Nel mercato del lavoro, «sono ancora diminuiti i lavoratori indipendenti e cresciuti quelli alle dipendenze: nell’ultimo triennio gli autonomi (che includono gli impieghi parasubordinati) si sono ridotti di circa 160.000 unità, mentre i dipendenti sono aumentati di oltre 900.000, di cui più della metà a tempo indeterminato. Nel 2017 la crescita del lavoro subordinato è stata però interamente riconducibile ai rapporti a termine. L’occupazione permanente ha risentito del venire meno degli sgravi contributivi concessi sulle nuove assunzioni nel 2015-16 e, nei mesi finali dell’anno, della scelta delle imprese di attendere i nuovi sgravi previsti dal 2018 per le assunzioni di lavoratori giovani.» Il numero di occupati nel 2017 «si è riportato in prossimità del livello medio del 2008, restando però ancora «ampiamente al di sotto» nel settore della manifattura (di circa il 15 per cento) ed invece superandolo nel settore dei servizi (di oltre il 5), dove «la domanda di lavoro continua a orientarsi verso le posizioni meno qualificate».

“Nel 2017 l’Italia ha beneficiato dell’andamento favorevole dell’economia globale, oltre che del consolidamento della domanda nazionale per consumi e investimenti; il sostegno fornito dalle politiche economiche è stato rilevante ma più contenuto rispetto agli anni precedenti.”

Anche l’aumento delle retribuzioni contrattuali è stato modesto, in linea con quello dell’anno precedente. Inoltre, «tra il 2014 e il 2016 è lievemente aumentata la disuguaglianza dei redditi», che nell’ultimo decennio si è ampliata sia tra classi di età sia del Paese, «risentendo del peggioramento delle condizioni delle famiglie meno abbienti». Nel 2016 l’incidenza degli individui in condizione di povertà assoluta ha raggiunto i livelli massimi degli ultimi dieci anni. Secondo le stime presentate dalla Banca d’Italia, «lo scorso anno il calo della ricchezza immobiliare delle famiglie si sarebbe arrestato, nonostante l’ulteriore moderata diminuzione dei prezzi delle abitazioni, sui quali non si è ancora trasmesso il recupero della domanda». Secondo il Governatore, nell’area dell’euro la fase espansiva dell’economia – iniziata nella primavera del 2013 – si è ulteriormente rafforzata, diffondendosi a tutti i paesi, salvo poi ripiegare «lievemente» nel primo trimestre di quest’anno, «tornando in linea con quella media dell’ultimo triennio». Per quanto riguarda l’economia mondiale, è proseguita nel 2017 l’espansione che – anzi – «è stata sostenuta (3,8 per cento) e superiore alle attese» sospinta dalla rinnovata crescita degli investimenti, e che ha riguardato tanto le principali economie avanzate quanto quelle emergenti e in via di sviluppo.

“La crisi economica ha lasciato un’eredità pesante alle famiglie italiane, ma assai differenziata tra le diverse generazioni. Tra il 2006 e il 2016 il reddito equivalente reale si è ridotto del 20,9 per cento per le persone che vivono in nuclei “giovani”, ossia quelli con capofamiglia con meno di 40 anni”.
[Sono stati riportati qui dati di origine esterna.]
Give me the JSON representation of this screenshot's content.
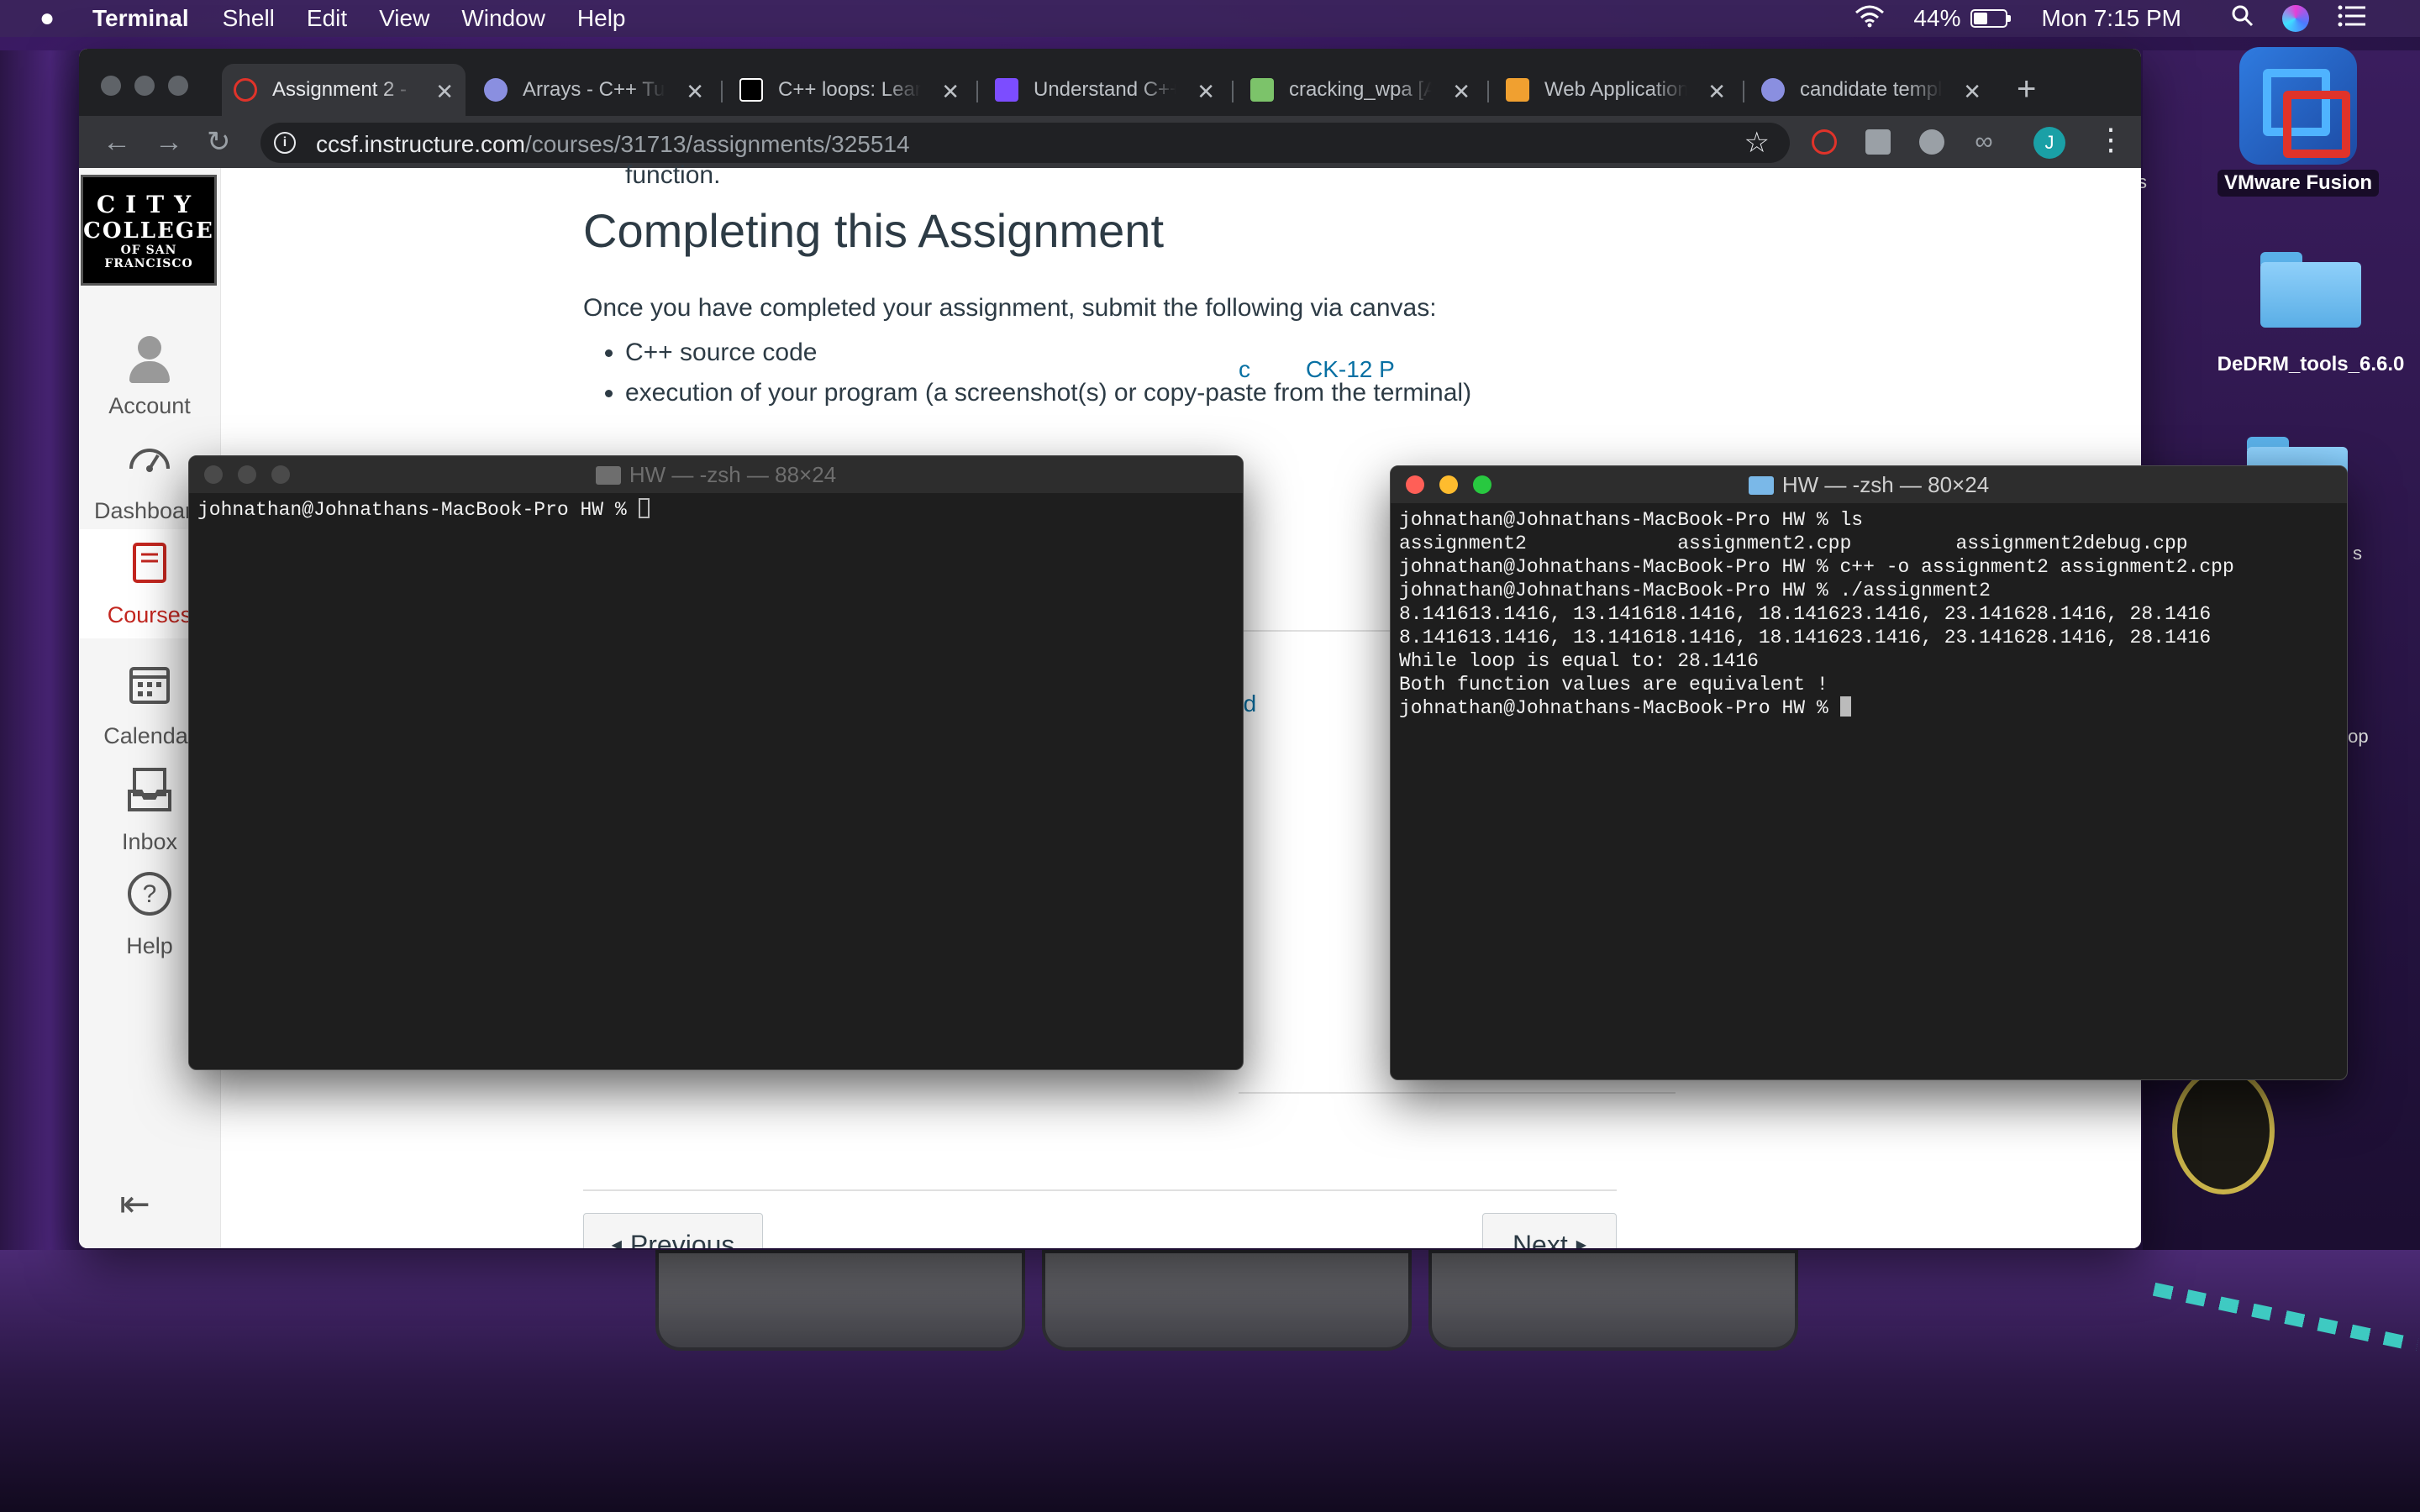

La crescita ha riguardato soprattutto le economie emergenti. In particolare, in Cina il PIL è aumentato del 6,9 per cento, «quasi mezzo punto in più rispetto a quanto previsto dall’FMI all’inizio dello scorso anno» e «le esportazioni nette sono tornate a fornire un contributo positivo al prodotto», nonostante prosegua il «processo di ribilanciamento dell’economia verso un modello più incentrato sui consumi interni». In India, «l’attività economica ha rallentato nel 2017, al 6,7 per cento, frenata dagli effetti negativi della sostituzione forzosa delle banconote in circolazione alla fine del 2016» ma con rincari dei beni energetici e di quelli alimentari che «hanno sospinto l’inflazione oltre il 5 per cento». In Brasile e Russia, invece, «il rialzo dei corsi delle materie prime ha favorito una più rapida ripresa dell’attività economica, che in entrambi i paesi ha beneficiato anche del recupero dei consumi, sostenuti dal calo dell’inflazione e dal miglioramento delle condizioni nel mercato del lavoro».